KPSBU Lembang didirikan pada tanggal 8 Agustus 1971 dengan jumlah anggota pada saat pendirian sebanyak 35 orang. Produksi susu KPSBU Lembang pada awal pendiriannya adalah sebesar 650 liter/hari. Saat ini kegiatan usaha yang dilakukan oleh KPSBU Lembang meliputi penerimaan susu dari peternak sampai dengan penyetoran ke industri pengolahan susu (IPS), pelayanan kesehatan hewan, penyediaan hijauan pakan ternak (kerjasama dengan Perum Perhutani melakukan penanaman rumput gajah, kaliandra, dan jagung seluas 500 Ha), fermentasi jerami, pendirian warung serba ada (waserda), kredit lunak, dan pelayanan kesehatan anggota. Pelayanan kredit sapi bergulir mandiri (tanpa bunga) telah dilaksanakan sejak tahun 2006 sebanyak 40 ekor, tahun 2007 sebanyak 39 ekor, dan tahun 2008 sebanyak 40 ekor. Selain pemasaran ke IPS, koperasi juga melakukan pengolahan dan memasarkan olahan susu secara langsung ke konsumen dalam skala kecil, misalnya yoghurt dan susu pasteurisasi. Pelayanan keuangan dan perkreditan juga dilakukan dengan proses yang mudah dan cepat. Pelayanan kesehatan bagi anggota dan keluarganya dilakukan dengan pemberian kartu sehat sebanyak lima kartu untuk satu tahun.
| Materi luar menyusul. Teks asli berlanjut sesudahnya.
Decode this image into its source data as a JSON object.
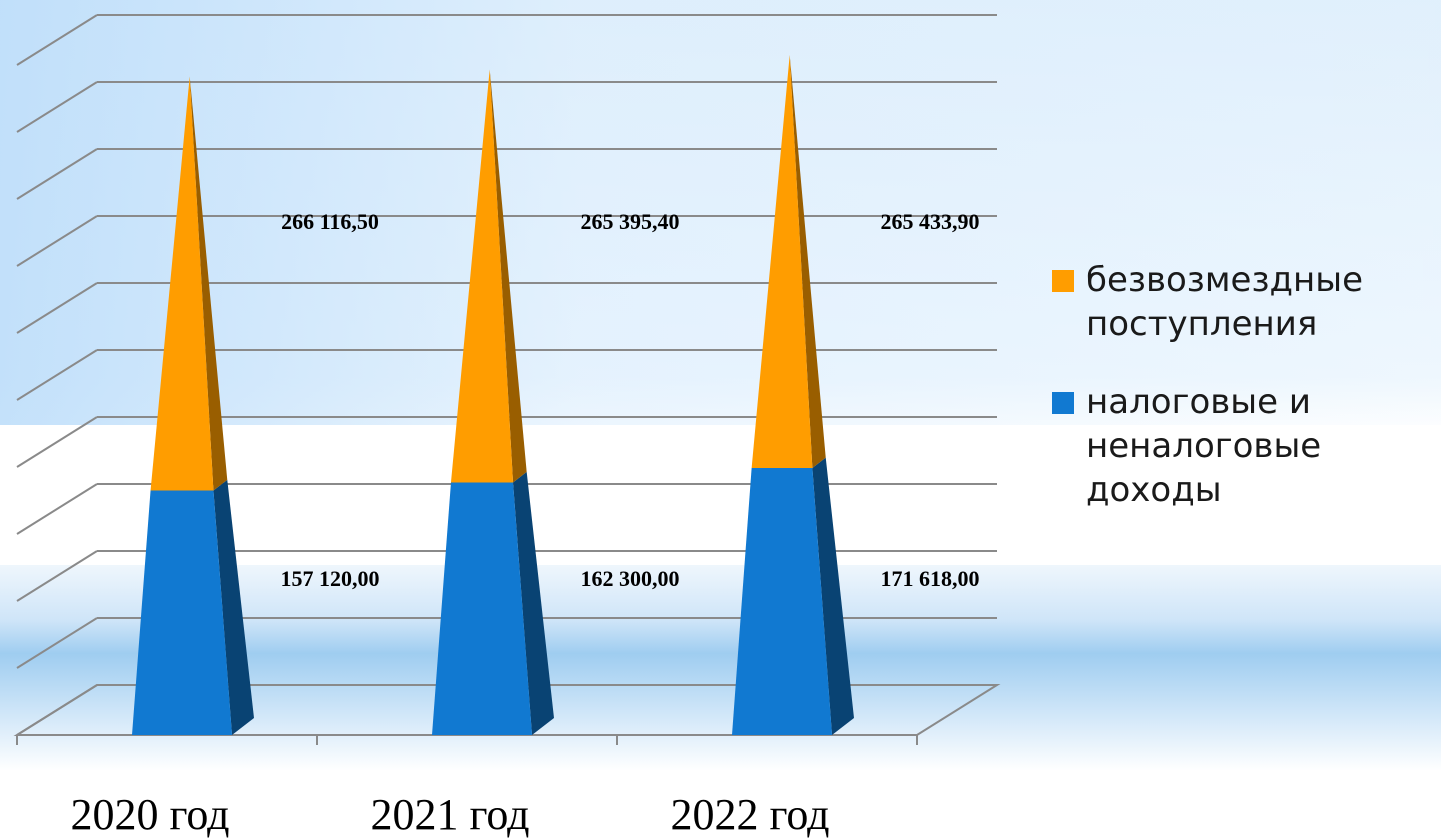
{
  "chart_data": {
    "type": "bar",
    "subtype": "stacked-3d-pyramid",
    "categories": [
      "2020 год",
      "2021 год",
      "2022 год"
    ],
    "series": [
      {
        "name": "налоговые и\nненалоговые\nдоходы",
        "color": "#1179d1",
        "values": [
          157120.0,
          162300.0,
          171618.0
        ],
        "labels": [
          "157 120,00",
          "162 300,00",
          "171 618,00"
        ]
      },
      {
        "name": "безвозмездные\nпоступления",
        "color": "#ff9d00",
        "values": [
          266116.5,
          265395.4,
          265433.9
        ],
        "labels": [
          "266 116,50",
          "265 395,40",
          "265 433,90"
        ]
      }
    ],
    "ylim": [
      0,
      500000
    ],
    "grid": true,
    "legend": "right",
    "title": "",
    "xlabel": "",
    "ylabel": ""
  }
}
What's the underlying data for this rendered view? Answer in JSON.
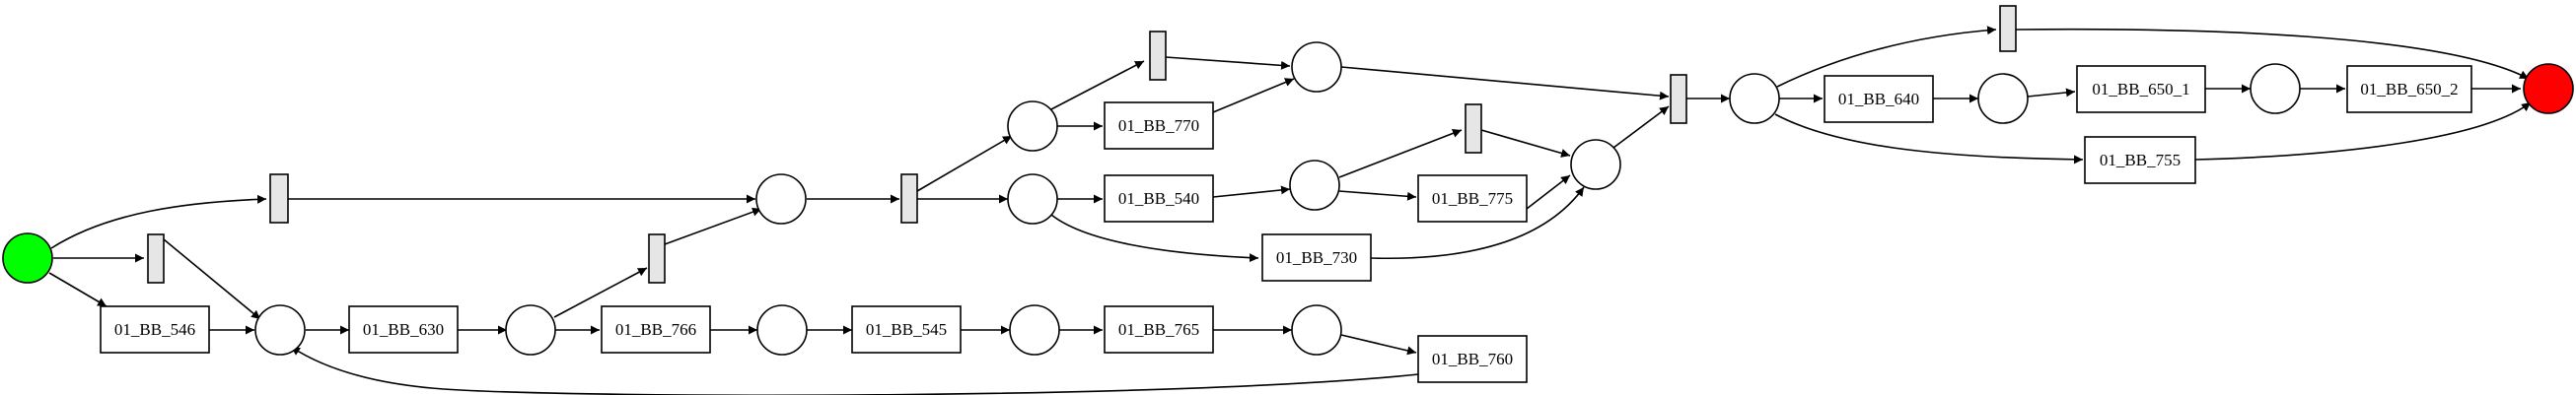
{
  "colors": {
    "start": "#00ff00",
    "end": "#ff0000",
    "silent": "#e6e6e6",
    "place": "#ffffff"
  },
  "transitions": [
    {
      "id": "t546",
      "label": "01_BB_546"
    },
    {
      "id": "t630",
      "label": "01_BB_630"
    },
    {
      "id": "t766",
      "label": "01_BB_766"
    },
    {
      "id": "t545",
      "label": "01_BB_545"
    },
    {
      "id": "t765",
      "label": "01_BB_765"
    },
    {
      "id": "t760",
      "label": "01_BB_760"
    },
    {
      "id": "t540",
      "label": "01_BB_540"
    },
    {
      "id": "t730",
      "label": "01_BB_730"
    },
    {
      "id": "t775",
      "label": "01_BB_775"
    },
    {
      "id": "t770",
      "label": "01_BB_770"
    },
    {
      "id": "t640",
      "label": "01_BB_640"
    },
    {
      "id": "t755",
      "label": "01_BB_755"
    },
    {
      "id": "t650_1",
      "label": "01_BB_650_1"
    },
    {
      "id": "t650_2",
      "label": "01_BB_650_2"
    }
  ]
}
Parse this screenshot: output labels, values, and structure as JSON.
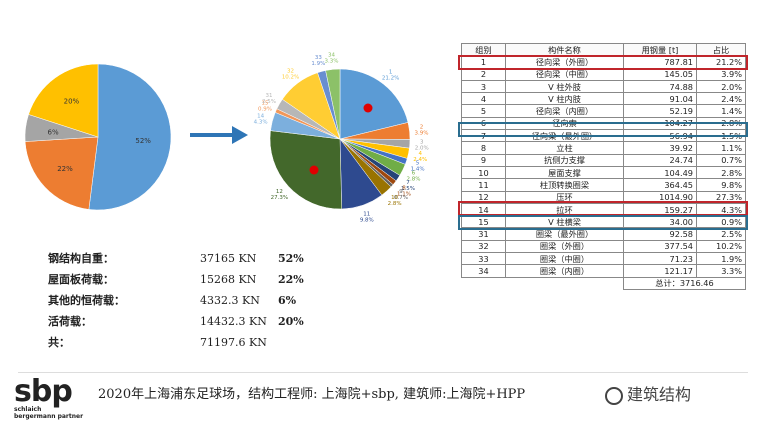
{
  "chart_data": [
    {
      "type": "pie",
      "labels": [
        "52%",
        "22%",
        "6%",
        "20%"
      ],
      "values": [
        52,
        22,
        6,
        20
      ],
      "colors": [
        "#5b9bd5",
        "#ed7d31",
        "#a5a5a5",
        "#ffc000"
      ]
    },
    {
      "type": "pie",
      "slices": [
        {
          "id": "1",
          "pct": 21.2,
          "label": "21.2%",
          "color": "#5b9bd5"
        },
        {
          "id": "2",
          "pct": 3.9,
          "label": "3.9%",
          "color": "#ed7d31"
        },
        {
          "id": "3",
          "pct": 2.0,
          "label": "2.0%",
          "color": "#a5a5a5"
        },
        {
          "id": "4",
          "pct": 2.4,
          "label": "2.4%",
          "color": "#ffc000"
        },
        {
          "id": "5",
          "pct": 1.4,
          "label": "1.4%",
          "color": "#4472c4"
        },
        {
          "id": "6",
          "pct": 2.8,
          "label": "2.8%",
          "color": "#70ad47"
        },
        {
          "id": "7",
          "pct": 1.5,
          "label": "1.5%",
          "color": "#264478"
        },
        {
          "id": "8",
          "pct": 1.1,
          "label": "1.1%",
          "color": "#9e480e"
        },
        {
          "id": "9",
          "pct": 0.7,
          "label": "0.7%",
          "color": "#636363"
        },
        {
          "id": "10",
          "pct": 2.8,
          "label": "2.8%",
          "color": "#997300"
        },
        {
          "id": "11",
          "pct": 9.8,
          "label": "9.8%",
          "color": "#2e4a8f"
        },
        {
          "id": "12",
          "pct": 27.3,
          "label": "27.3%",
          "color": "#43682b"
        },
        {
          "id": "14",
          "pct": 4.3,
          "label": "4.3%",
          "color": "#7cafdd"
        },
        {
          "id": "15",
          "pct": 0.9,
          "label": "0.9%",
          "color": "#f1975a"
        },
        {
          "id": "31",
          "pct": 2.5,
          "label": "2.5%",
          "color": "#b7b7b7"
        },
        {
          "id": "32",
          "pct": 10.2,
          "label": "10.2%",
          "color": "#ffcd33"
        },
        {
          "id": "33",
          "pct": 1.9,
          "label": "1.9%",
          "color": "#698ed0"
        },
        {
          "id": "34",
          "pct": 3.3,
          "label": "3.3%",
          "color": "#8cc168"
        }
      ]
    }
  ],
  "loads": [
    {
      "label": "钢结构自重：",
      "value": "37165  KN",
      "pct": "52%"
    },
    {
      "label": "屋面板荷载：",
      "value": "15268  KN",
      "pct": "22%"
    },
    {
      "label": "其他的恒荷载：",
      "value": "4332.3  KN",
      "pct": "6%"
    },
    {
      "label": "活荷载：",
      "value": "14432.3  KN",
      "pct": "20%"
    },
    {
      "label": "共：",
      "value": "71197.6  KN",
      "pct": ""
    }
  ],
  "table": {
    "headers": [
      "组别",
      "构件名称",
      "用钢量 [t]",
      "占比"
    ],
    "rows": [
      [
        "1",
        "径向梁（外圈）",
        "787.81",
        "21.2%"
      ],
      [
        "2",
        "径向梁（中圈）",
        "145.05",
        "3.9%"
      ],
      [
        "3",
        "V 柱外肢",
        "74.88",
        "2.0%"
      ],
      [
        "4",
        "V 柱内肢",
        "91.04",
        "2.4%"
      ],
      [
        "5",
        "径向梁（内圈）",
        "52.19",
        "1.4%"
      ],
      [
        "6",
        "径向索",
        "104.27",
        "2.8%"
      ],
      [
        "7",
        "径向梁（最外圈）",
        "56.94",
        "1.5%"
      ],
      [
        "8",
        "立柱",
        "39.92",
        "1.1%"
      ],
      [
        "9",
        "抗侧力支撑",
        "24.74",
        "0.7%"
      ],
      [
        "10",
        "屋面支撑",
        "104.49",
        "2.8%"
      ],
      [
        "11",
        "柱顶转换圈梁",
        "364.45",
        "9.8%"
      ],
      [
        "12",
        "压环",
        "1014.90",
        "27.3%"
      ],
      [
        "14",
        "拉环",
        "159.27",
        "4.3%"
      ],
      [
        "15",
        "V 柱横梁",
        "34.00",
        "0.9%"
      ],
      [
        "31",
        "圈梁（最外圈）",
        "92.58",
        "2.5%"
      ],
      [
        "32",
        "圈梁（外圈）",
        "377.54",
        "10.2%"
      ],
      [
        "33",
        "圈梁（中圈）",
        "71.23",
        "1.9%"
      ],
      [
        "34",
        "圈梁（内圈）",
        "121.17",
        "3.3%"
      ]
    ],
    "total": "总计：3716.46"
  },
  "caption": "2020年上海浦东足球场，结构工程师: 上海院+sbp, 建筑师:上海院+HPP",
  "logo": {
    "mark": "sbp",
    "line1": "schlaich",
    "line2": "bergermann partner"
  },
  "watermark": "建筑结构",
  "accent_colors": {
    "red_box": "#c0252b",
    "blue_box": "#2a6d8f",
    "arrow": "#2e75b6"
  }
}
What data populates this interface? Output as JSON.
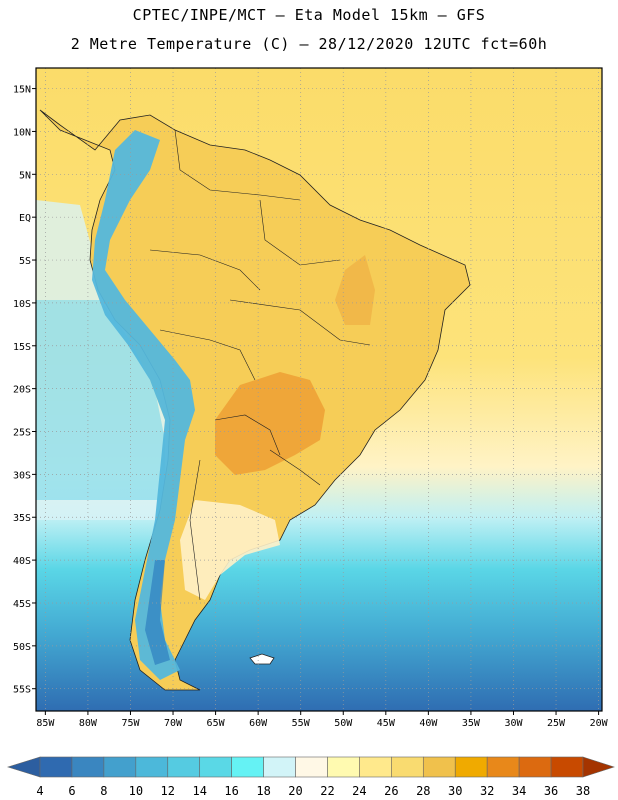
{
  "title_line1": "CPTEC/INPE/MCT –  Eta Model 15km – GFS",
  "title_line2": "2 Metre Temperature (C) – 28/12/2020 12UTC fct=60h",
  "lat_labels": [
    "15N",
    "10N",
    "5N",
    "EQ",
    "5S",
    "10S",
    "15S",
    "20S",
    "25S",
    "30S",
    "35S",
    "40S",
    "45S",
    "50S",
    "55S"
  ],
  "lat_values": [
    15,
    10,
    5,
    0,
    -5,
    -10,
    -15,
    -20,
    -25,
    -30,
    -35,
    -40,
    -45,
    -50,
    -55
  ],
  "lon_labels": [
    "85W",
    "80W",
    "75W",
    "70W",
    "65W",
    "60W",
    "55W",
    "50W",
    "45W",
    "40W",
    "35W",
    "30W",
    "25W",
    "20W"
  ],
  "lon_values": [
    -85,
    -80,
    -75,
    -70,
    -65,
    -60,
    -55,
    -50,
    -45,
    -40,
    -35,
    -30,
    -25,
    -20
  ],
  "colorbar": {
    "ticks": [
      "4",
      "6",
      "8",
      "10",
      "12",
      "14",
      "16",
      "18",
      "20",
      "22",
      "24",
      "26",
      "28",
      "30",
      "32",
      "34",
      "36",
      "38"
    ],
    "colors": [
      "#2f6ab0",
      "#3a86c0",
      "#43a0cd",
      "#4cb8da",
      "#55cbe1",
      "#5ad8e6",
      "#65f2f4",
      "#d2f4f8",
      "#fff8e6",
      "#fffab0",
      "#ffe98c",
      "#f9db70",
      "#f0c14c",
      "#f0aa00",
      "#e8881a",
      "#dc6a10",
      "#c84a00"
    ],
    "low_arrow_color": "#2c5ea0",
    "high_arrow_color": "#a43400"
  },
  "background_colors": {
    "tropical_ocean": "#fde36d",
    "warm_land": "#f6cd57",
    "hot_core": "#eea236",
    "mild": "#fff6c9",
    "cool_ocean": "#5ad2e4",
    "cold_ocean": "#2e75b8",
    "andes": "#54b7dc"
  }
}
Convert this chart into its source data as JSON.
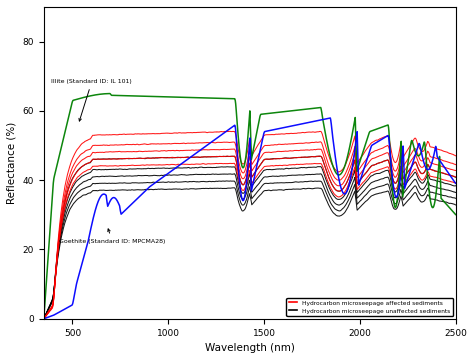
{
  "xlabel": "Wavelength (nm)",
  "ylabel": "Reflectance (%)",
  "xlim": [
    350,
    2500
  ],
  "ylim": [
    0,
    90
  ],
  "yticks": [
    0,
    20,
    40,
    60,
    80
  ],
  "xticks": [
    500,
    1000,
    1500,
    2000,
    2500
  ],
  "bg_color": "#ffffff",
  "border_color": "#000000",
  "illite_label": "Illite (Standard ID: IL 101)",
  "goethite_label": "Goethite (Standard ID: MPCMA28)",
  "legend_red": "Hydrocarbon microseepage affected sediments",
  "legend_black": "Hydrocarbon microseepage unaffected sediments",
  "red_bases": [
    53,
    50,
    48,
    46,
    44
  ],
  "black_bases": [
    46,
    43,
    41,
    39,
    37
  ]
}
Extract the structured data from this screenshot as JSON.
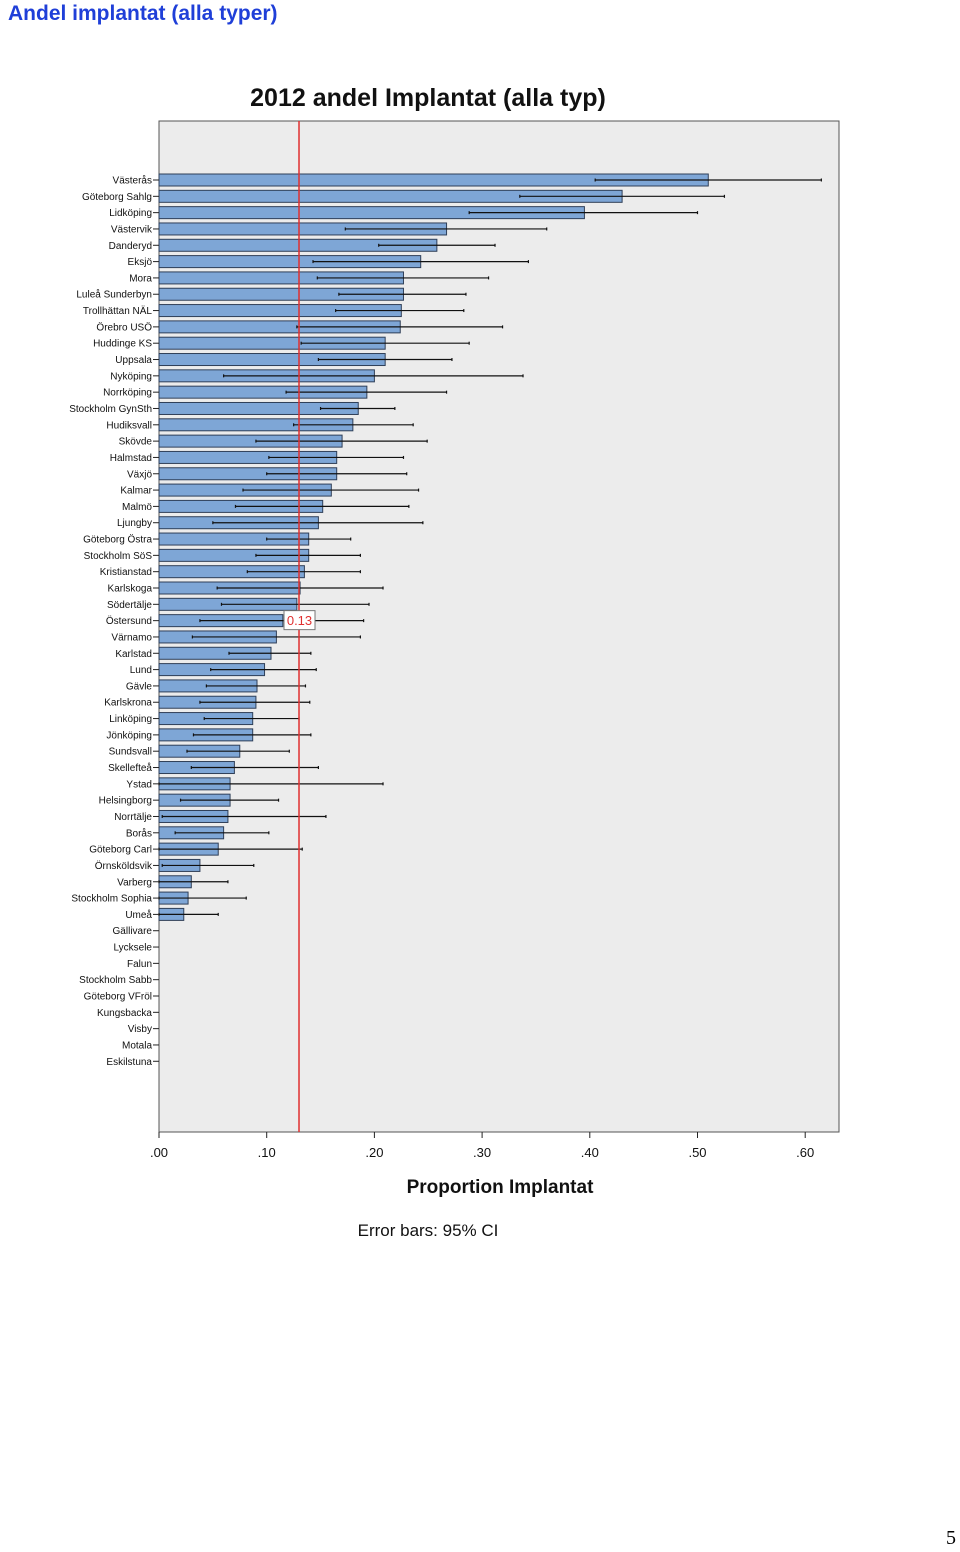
{
  "document": {
    "heading": "Andel implantat (alla typer)",
    "page_number": "5"
  },
  "colors": {
    "bar_fill": "#7ea6d6",
    "bar_stroke": "#2f3f58",
    "plot_background": "#ececec",
    "reference_line": "#e03030",
    "heading": "#1f3fd8"
  },
  "chart_data": {
    "type": "bar",
    "orientation": "horizontal",
    "title": "2012 andel Implantat (alla typ)",
    "xlabel": "Proportion Implantat",
    "ylabel": "",
    "note": "Error bars: 95% CI",
    "xlim": [
      0,
      0.63
    ],
    "x_ticks": [
      ".00",
      ".10",
      ".20",
      ".30",
      ".40",
      ".50",
      ".60"
    ],
    "grid": false,
    "reference_line": {
      "value": 0.13,
      "label": "0.13"
    },
    "categories": [
      "Västerås",
      "Göteborg Sahlg",
      "Lidköping",
      "Västervik",
      "Danderyd",
      "Eksjö",
      "Mora",
      "Luleå Sunderbyn",
      "Trollhättan NÄL",
      "Örebro USÖ",
      "Huddinge KS",
      "Uppsala",
      "Nyköping",
      "Norrköping",
      "Stockholm GynSth",
      "Hudiksvall",
      "Skövde",
      "Halmstad",
      "Växjö",
      "Kalmar",
      "Malmö",
      "Ljungby",
      "Göteborg Östra",
      "Stockholm SöS",
      "Kristianstad",
      "Karlskoga",
      "Södertälje",
      "Östersund",
      "Värnamo",
      "Karlstad",
      "Lund",
      "Gävle",
      "Karlskrona",
      "Linköping",
      "Jönköping",
      "Sundsvall",
      "Skellefteå",
      "Ystad",
      "Helsingborg",
      "Norrtälje",
      "Borås",
      "Göteborg Carl",
      "Örnsköldsvik",
      "Varberg",
      "Stockholm Sophia",
      "Umeå",
      "Gällivare",
      "Lycksele",
      "Falun",
      "Stockholm Sabb",
      "Göteborg VFröl",
      "Kungsbacka",
      "Visby",
      "Motala",
      "Eskilstuna"
    ],
    "values": [
      0.51,
      0.43,
      0.395,
      0.267,
      0.258,
      0.243,
      0.227,
      0.227,
      0.225,
      0.224,
      0.21,
      0.21,
      0.2,
      0.193,
      0.185,
      0.18,
      0.17,
      0.165,
      0.165,
      0.16,
      0.152,
      0.148,
      0.139,
      0.139,
      0.135,
      0.131,
      0.128,
      0.115,
      0.109,
      0.104,
      0.098,
      0.091,
      0.09,
      0.087,
      0.087,
      0.075,
      0.07,
      0.066,
      0.066,
      0.064,
      0.06,
      0.055,
      0.038,
      0.03,
      0.027,
      0.023,
      0,
      0,
      0,
      0,
      0,
      0,
      0,
      0,
      0
    ],
    "ci_lower": [
      0.405,
      0.335,
      0.288,
      0.173,
      0.204,
      0.143,
      0.147,
      0.167,
      0.164,
      0.128,
      0.132,
      0.148,
      0.06,
      0.118,
      0.15,
      0.125,
      0.09,
      0.102,
      0.1,
      0.078,
      0.071,
      0.05,
      0.1,
      0.09,
      0.082,
      0.054,
      0.058,
      0.038,
      0.031,
      0.065,
      0.048,
      0.044,
      0.038,
      0.042,
      0.032,
      0.026,
      0.03,
      0,
      0.02,
      0.003,
      0.015,
      0,
      0.003,
      0,
      0,
      0,
      0,
      0,
      0,
      0,
      0,
      0,
      0,
      0,
      0
    ],
    "ci_upper": [
      0.615,
      0.525,
      0.5,
      0.36,
      0.312,
      0.343,
      0.306,
      0.285,
      0.283,
      0.319,
      0.288,
      0.272,
      0.338,
      0.267,
      0.219,
      0.236,
      0.249,
      0.227,
      0.23,
      0.241,
      0.232,
      0.245,
      0.178,
      0.187,
      0.187,
      0.208,
      0.195,
      0.19,
      0.187,
      0.141,
      0.146,
      0.136,
      0.14,
      0.13,
      0.141,
      0.121,
      0.148,
      0.208,
      0.111,
      0.155,
      0.102,
      0.133,
      0.088,
      0.064,
      0.081,
      0.055,
      0,
      0,
      0,
      0,
      0,
      0,
      0,
      0,
      0
    ]
  }
}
Pelayanan kepada ternak sapi yang diberikan oleh KPSBU Lembang meliputi pelayanan teknis, seperti pelayanan kesehatan hewan, dan inseminasi buatan (keswan-IB), pelayanan potong kuku, dan pelayanan penyuluhan kepada

para anggota. Penyuluhan dilaksanakan dari kandang ke kandang, melalui siaran radio, melalui alat peraga, dan dengan mengadakan pendidikan dasar-dasar perkoperasian. KPSBU Lembang juga telah melaksanakan pembibitan sapi yang hasilnya dijual kepada anggota dengan harga terjangkau untuk menanggulangi kekurangan bibit sapi perah berkualitas.

Jumlah anggota KPSBU Lembang sampai akhir tahun 2009 adalah sebanyak 6 907 orang dengan produksi susu rata-rata 125 000 kg/hari. Populasi sapi perah pada tahun 2007 mencapai 16 741 ekor, kemudian mengalami penurunan sehingga pada tahun 2008 tercatat sebanyak 16 469 ekor, dan populasi sapi pada tahun 2009 meningkat kembali menjadi 19 045 ekor.

Hubungan Retensio Sekundinae dengan Endometritis

Kejadian retensio sekundinae di KPSBU Lembang selama tahun 2007- 2009 berjalan relatif fluktuatif. Kejadian retensio sekundinae (Gambar 2a) selama tahun 2007 terjadi peningkatan pada bulan Desember yaitu sebanyak 151 kasus, sedangkan kejadian endometritis (Gambar 2b) pada bulan n+2, yaitu bulan Februari 2008 sebanyak 134 kasus. Kejadian retensio sekundinae terjadi penurunan pada bulan Mei yaitu sebanyak 114 kasus, sedangkan kejadian endometritis pada bulan n+2 yaitu bulan Juli sebanyak 189 kasus.

Selanjutnya pada tahun 2008 kejadian retensio sekundinae terjadi peningkatan pada bulan Agustus, September, dan Oktober yaitu sebanyak 155, 154, dan 177 kasus. Sedangkan kejadian endometritis pada bulan n+2 yaitu bulan Oktober, November, dan Desember adalah sebanyak 179, 198, dan 184 kasus. Kejadian retensio sekundinae terjadi penurunan pada bulan Februari yaitu sebanyak 104 kasus, sedangkan kejadian endometritis pada bulan n+2 yaitu bulan April adalah sebanyak 188 kasus.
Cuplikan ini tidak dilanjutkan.